0877 - Stone Game (Medium)

Problem Link

https://leetcode.com/problems/stone-game/

Problem Statement

Alice and Bob play a game with piles of stones. There are an even number of piles arranged in a row, and each pile has a positive integer number of stones piles[i].

The objective of the game is to end with the most stones. The total number of stones across all the piles is odd, so there are no ties.

Alice and Bob take turns, with Alice starting first. Each turn, a player takes the entire pile of stones either from the beginning or from the end of the row. This continues until there are no more piles left, at which point the person with the most stones wins.

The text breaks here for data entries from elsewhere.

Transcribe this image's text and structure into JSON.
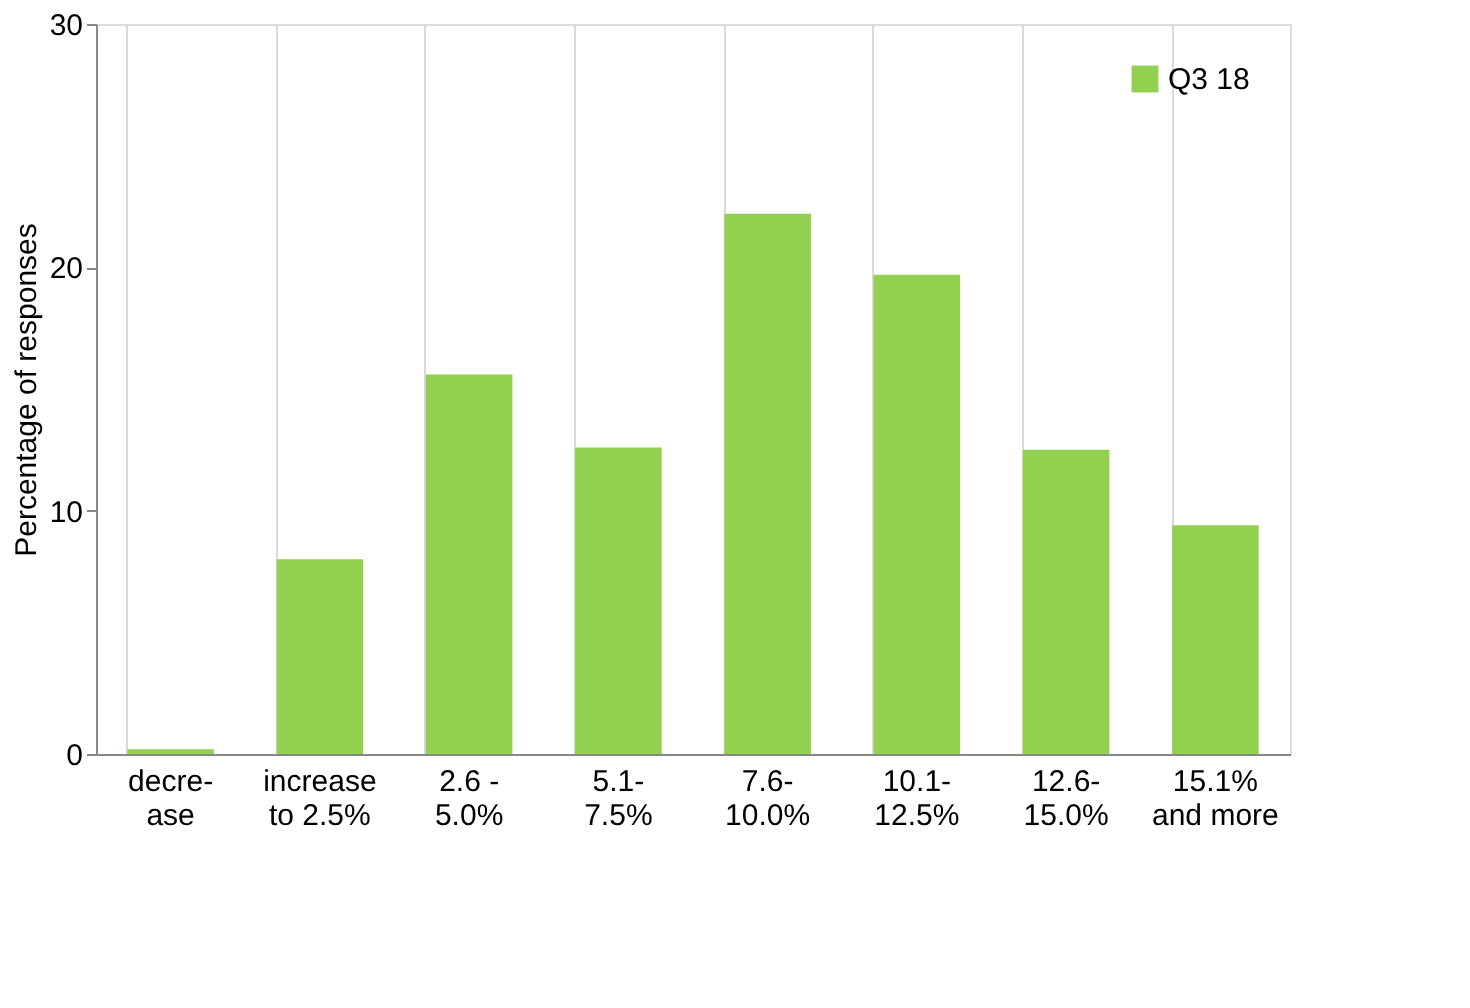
{
  "chart_data": {
    "type": "bar",
    "ylabel": "Percentage of responses",
    "categories": [
      "decre-\nase",
      "increase\nto 2.5%",
      "2.6 -\n5.0%",
      "5.1-\n7.5%",
      "7.6-\n10.0%",
      "10.1-\n12.5%",
      "12.6-\n15.0%",
      "15.1%\nand more"
    ],
    "series": [
      {
        "name": "Q3 18",
        "color": "#92d050",
        "values": [
          0.2,
          8.0,
          15.6,
          12.6,
          22.2,
          19.7,
          12.5,
          9.4
        ]
      }
    ],
    "ylim": [
      0,
      30
    ],
    "yticks": [
      0,
      10,
      20,
      30
    ],
    "grid": "x",
    "legend": "top right"
  }
}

Assuming Alice and Bob play optimally, return true if Alice wins the game, or false if Bob wins.

Example 1:

Input: piles = [5,3,4,5]
Output: true
Explanation: 
Alice starts first, and can only take the first 5 or the last 5.
Say she takes the first 5, so that the row becomes [3, 4, 5].
If Bob takes 3, then the board is [4, 5], and Alice takes 5 to win with 10 points.
If Bob takes the last 5, then the board is [3, 4], and Alice takes 4 to win with 9 points.
This demonstrated that taking the first 5 was a winning move for Alice, so we return true.

Example 2:

Input: piles = [3,7,2,3]
Output: true

Constraints:

• 2 <= piles.length <= 500
• piles.length is even.
• 1 <= piles[i] <= 500
• sum(piles[i]) is odd.

Approach 1: Math

Yes .. Just return true. In fact, it is always true because there are an even number of piles and the total number of stones across all the piles is odd. Therefore, if Alice picks the first one, then Bob must pick either the second one or the last one. In each turn, Alice can always pick the even indexed piles while Bob can only pick odd indexed piles. Since there is no tie, if the sum of stones of even indexed piles is greater than that of odd indexed piles, Alice just need to pick the even indexed piles and win the game. Otherwise, she can pick the odd indexed piles. As Alice always go first, in this case, she must win whatsoever.

Written by @wingkwong

class Solution {
public:
    bool stoneGame(vector<int>& piles) {
        return true;
    }
};

Time Complexity: $O(1)$

Space Complexity: $O(1)$

Approach 2: Dynamic Programming

Let dp[i][j] be the maximum difference Alice could get if she plays optimally for piles[i .. j]. Since we only have two options - either take pile[i] or pile[j]. We choose the maximum one.

Written by @wingkwong

class Solution {
public:
    int dfs(vector<int>& piles, vector<vector<int>>& dp, int i, int j) {
        if (i == j) return piles[i];
        if (dp[i][j] != -1) return dp[i][j];
        return dp[i][j] = max(piles[i] - dfs(piles, dp, i + 1, j), piles[j] - dfs(piles, dp, i, j - 1));
    }
    bool stoneGame(vector<int>& piles) {
        int n = (int) piles.size();
        vector<vector<int>> dp(n, vector<int>(n, -1));
        return dfs(piles, dp, 0, n - 1);
    }
};

Time Complexity: $O(n ^ 2)$

Space Complexity: $O(n ^ 2)$